Categorised as puppetry for adults, Soiled tells the tale of a boxing ballerina, a psychic, a sparrow with Tourette's syndrome, and two helpful waiters, taking spectators on a macabre journey that is, by turns, charming, emotional and spiked with wicked humour.
"Our main character is living in a giant bird cage with a tiny bird, who unbeknownst to him has previously killed his lover out of jealousy," says Glover. "It's a love story," he jokes.
"We like placing normal characters into strange and hopeless situations and turning the screw on them. Our theatre is Kafkaesque and Samuel Beckett-style, so Soiled is obviously quite dark and quietly surrealistic."
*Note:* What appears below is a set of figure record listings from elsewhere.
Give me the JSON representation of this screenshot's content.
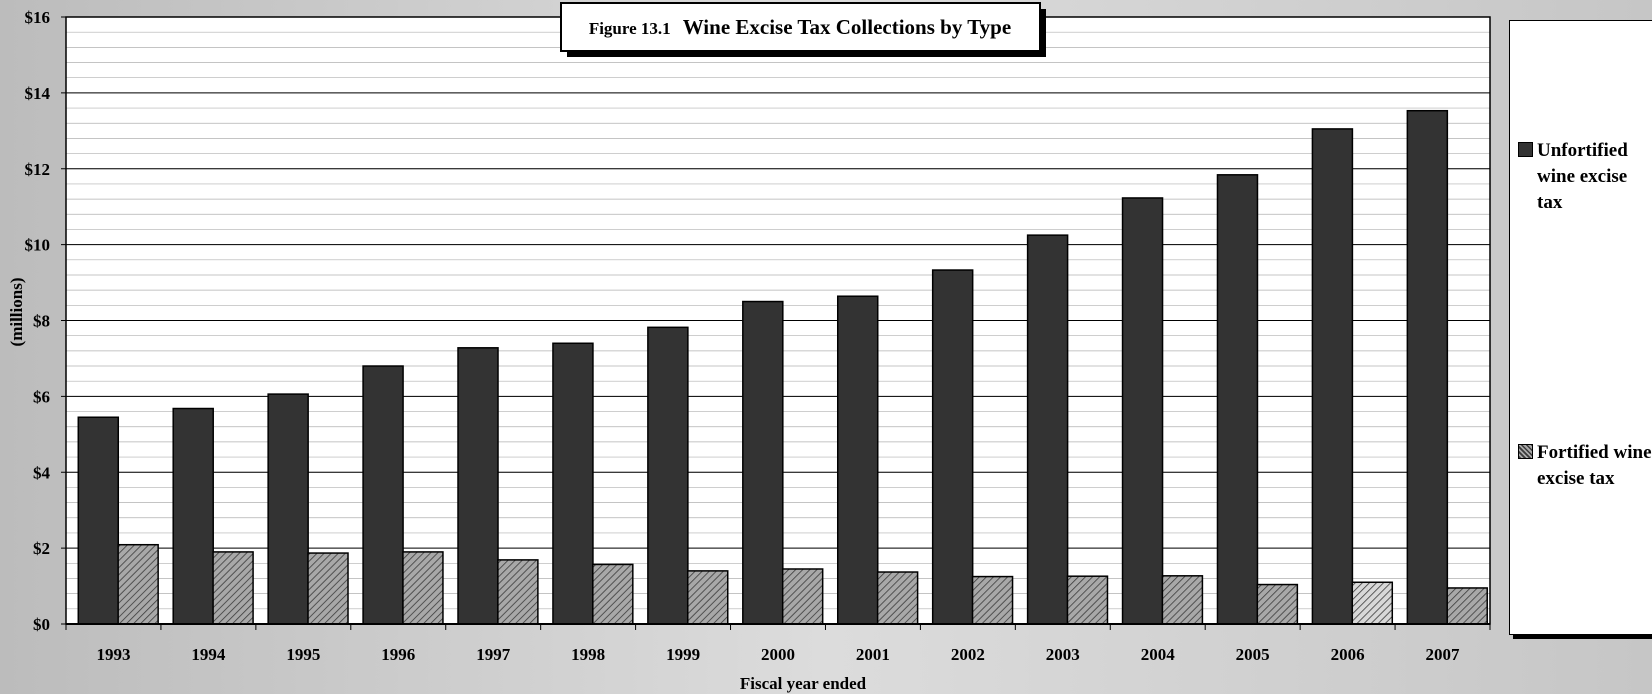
{
  "chart_data": {
    "type": "bar",
    "title_prefix": "Figure 13.1",
    "title": "Wine Excise Tax Collections by Type",
    "xlabel": "Fiscal year ended",
    "ylabel": "(millions)",
    "ylim": [
      0,
      16
    ],
    "y_tick_values": [
      0,
      2,
      4,
      6,
      8,
      10,
      12,
      14,
      16
    ],
    "y_tick_labels": [
      "$0",
      "$2",
      "$4",
      "$6",
      "$8",
      "$10",
      "$12",
      "$14",
      "$16"
    ],
    "minor_grid_step": 0.4,
    "grid": true,
    "legend_position": "right",
    "categories": [
      "1993",
      "1994",
      "1995",
      "1996",
      "1997",
      "1998",
      "1999",
      "2000",
      "2001",
      "2002",
      "2003",
      "2004",
      "2005",
      "2006",
      "2007"
    ],
    "series": [
      {
        "name": "Unfortified wine excise tax",
        "color": "#333333",
        "pattern": "solid",
        "values": [
          5.45,
          5.68,
          6.06,
          6.8,
          7.28,
          7.4,
          7.82,
          8.5,
          8.64,
          9.33,
          10.25,
          11.23,
          11.84,
          13.05,
          13.53
        ]
      },
      {
        "name": "Fortified wine excise tax",
        "color": "#aaaaaa",
        "pattern": "hatch",
        "values": [
          2.09,
          1.9,
          1.87,
          1.9,
          1.69,
          1.57,
          1.4,
          1.45,
          1.37,
          1.25,
          1.26,
          1.27,
          1.04,
          1.1,
          0.95
        ]
      }
    ]
  },
  "legend": {
    "unfortified_label": "Unfortified wine excise tax",
    "fortified_label": "Fortified wine excise tax"
  }
}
Faulty Optic and this festival are as far away from Marcel Marceau's antics as you could get. The diverse programme offers a swathe of contemporary visual theatre, with performances by rising stars as well as a host of established names in the fields of circus arts, puppetry, physical theatre and live art.
The season opens with the brilliant young acrobat Jean-Baptiste André and his skewed production Comme en Plein Jour. Other highlights include Josef Houben's The Art of Laughter, Ockham Razor's Arc, a programme of daring aerial theatre, and the peculiar animation theatre of Buchinger's Boot Marionettes' Vestibular Folds. And the Philippe Genty Company makes its first visit to Britain in 15 years.
"Traditional theatre has a lot of words in it, but this festival allows an audience to enter a different world, with a different visual emphasis," says Glover. "We're inundated by TV and radio, and I think the physical and visual work in mime is a bit of a release for people."